Mango has said some of its key European markets are recovering quickly and are “very close” to reaching the pre-Covid-19 levels of the first quarter of 2019, its year of record sales.
The Spanish fashion retailer hailed its online channel as “key” to its recovery, with sales up more than 50 percent between March and June.
In the first quarter, sales in Belgium fell by 4 percent while in Germany, its third-biggest market, sales fell 10 percent compared to the same period in 2019. Sales in Russia, the Netherlands and Switzerland, all within the retailer’s top 10 for turnover, fell between 10 percent and 14 percent.
The company said that due to the quick recovery it now expects sales to be up on last year.
“These markets have performed better than expected since the start of the Covid-19 crisis and this demonstrates the wisdom of our commitment in recent years to accelerate e-commerce and omnichannel initiatives,” Mango CEO Toni Ruiz said in a statement. “We are continuing to reap the rewards of so many years of effort and investment in the digital transformation of the company.”

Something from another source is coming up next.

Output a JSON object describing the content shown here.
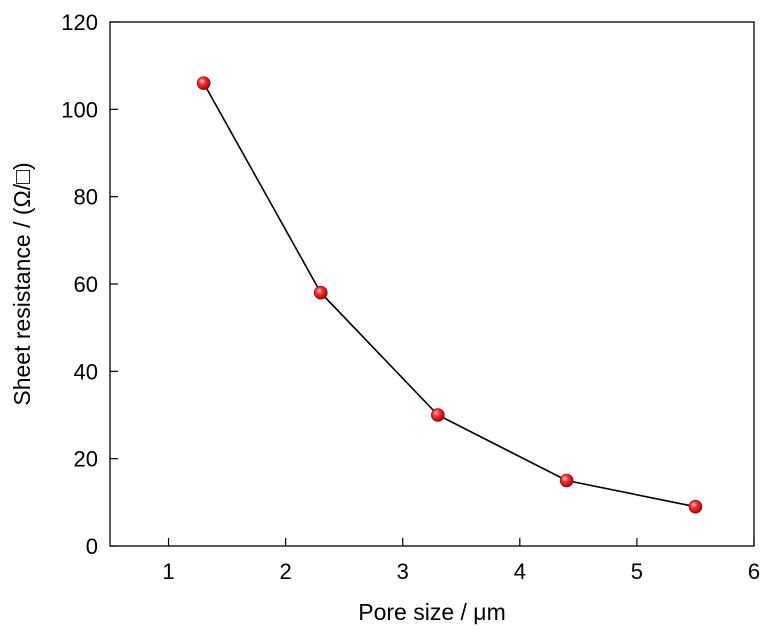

Mango’s e-commerce site has been quite the success story since its launch in 2000. In 2019, it accounted for 24 percent of total group turnover, totalling 564 million euros - that’s a 26.7 percent increase compared to the previous year.
Last month, Mango announced it attracted almost 900,000 new online customers during the months of lockdown, increasing its active e-commerce customers to nearly six million. Between March and June, it registered over 140 million visits to its e-commerce platforms - a 20 percent increase year-on-year.
The company now expects to surpass the target it set itself at the beginning of the year for its online channel to account for 30 percent of sales this year.